Professor(s): John Joseph
Co-author(s): Oliver Baumann, Richard Burton, Kannan Srikanth
Accepted at: Advances in Strategic Management
In this paper, we briefly review the evolution of organization design research. We then revisit the key themes in organization design and use text analysis to uncover changes in the design-related themes that typify management research over the last half century. Next, we consider what might have driven these changes. We posit that research has shifted because of decreasing decomposability of organizations, rising importance of alternative units of analysis, and a corresponding greater interest in dynamics as embodied by adaptation and learning. Finally, we discuss the papers in this volume and show how they contribute to its theme and the renewal of organization design research.
Professor(s): Luke Rhee
Co-author(s): Dylan Boynton and William Ocasio
Accepted at: Industrial and Corporate Change
March’s long and varied career in organization theory encompasses a variety of seemingly disparate themes from bounded rationality, to ambiguity and the garbage can model, to exploration and exploitation in organizations. We examine March’s diverse research trajectory and conclude that his different insights can be brought together under one common theme for his career: that both bounded rationality and sensible foolishness are necessary for the pursuit of organizational intelligence. Models of procedural rationality are insufficient because goals are unstable and inconsistent, and causal ambiguity, leads to myopic learning or worse. To explain the interplay of bounded rationality and sensible foolishness in organizations: we explore their role in the interrelated processes of programming, monitoring, sensemaking, search, and decision making.
Professor(s): Luke Rhee
Co-author(s): William Ocasio and Tae-Hyun Kim
Accepted at: Organization Science (forthcoming)
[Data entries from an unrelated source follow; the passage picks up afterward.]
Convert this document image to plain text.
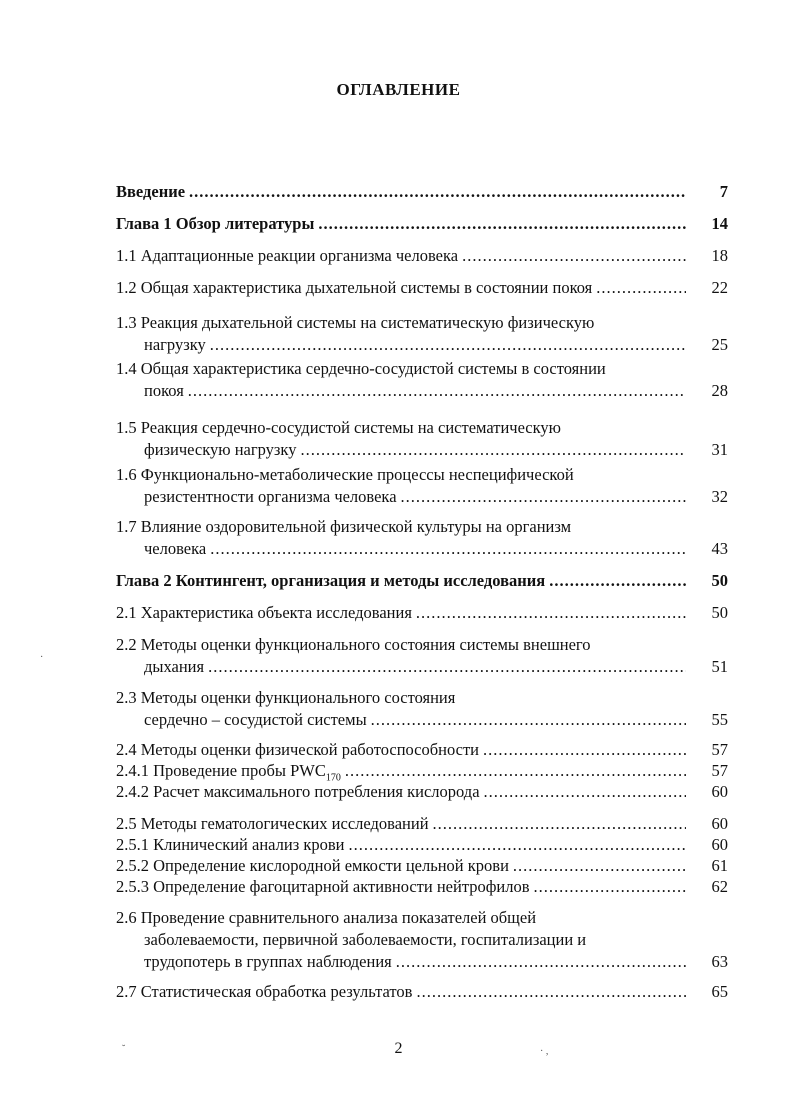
ОГЛАВЛЕНИЕ
Введение .....	7
Глава 1 Обзор литературы .....	14
1.1 Адаптационные реакции организма человека .....	18
1.2 Общая характеристика дыхательной системы в состоянии покоя .....	22
1.3 Реакция дыхательной системы на систематическую физическую
нагрузку .....	25
1.4 Общая характеристика сердечно-сосудистой системы в состоянии
покоя .....	28
1.5 Реакция сердечно-сосудистой системы на систематическую
физическую нагрузку .....	31
1.6 Функционально-метаболические процессы неспецифической
резистентности организма человека .....	32
1.7 Влияние оздоровительной физической культуры на организм
человека .....	43
Глава 2 Контингент, организация и методы исследования .....	50
2.1 Характеристика объекта исследования .....	50
2.2 Методы оценки функционального состояния системы внешнего
дыхания .....	51
2.3 Методы оценки функционального состояния
сердечно – сосудистой системы .....	55
2.4 Методы оценки физической работоспособности .....	57
2.4.1 Проведение пробы $PWC_{170}$ .....	57
2.4.2 Расчет максимального потребления кислорода .....	60
2.5 Методы гематологических исследований .....	60
2.5.1 Клинический анализ крови .....	60
2.5.2 Определение кислородной емкости цельной крови .....	61
2.5.3 Определение фагоцитарной активности нейтрофилов .....	62
2.6 Проведение сравнительного анализа показателей общей
заболеваемости, первичной заболеваемости, госпитализации и
трудопотерь в группах наблюдения .....	63
2.7 Статистическая обработка результатов .....	65
2
·
˘	· ,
This study examines the cross-level effect of group-level managers on member firms’ problemistic search in hierarchical business groups. Using multi-level data from Korean business groups, we propose that the effects of failure to meet an aspiration level on R&D search intensity increase when member firm performance and R&D investments are more cognitively accessible to group-level managers. Specifically, we find, first, that when underperforming firms are widespread in a business group, a focal member firm intensifies R&D search in response performance below an aspiration level because member firm performance, as a group-level problem, becomes cognitively accessible to group-level managers. Second, as member firms operating in R&D intensive industries are more prevalent in a business group, R&D investments, as a search solution, become more cognitively accessible to group-level managers. Thus, a focal member firm reinforces R&D search in response to the performance shortfall. We discuss the implications of these findings for research on the behavioral theory of the firm and performance feedback.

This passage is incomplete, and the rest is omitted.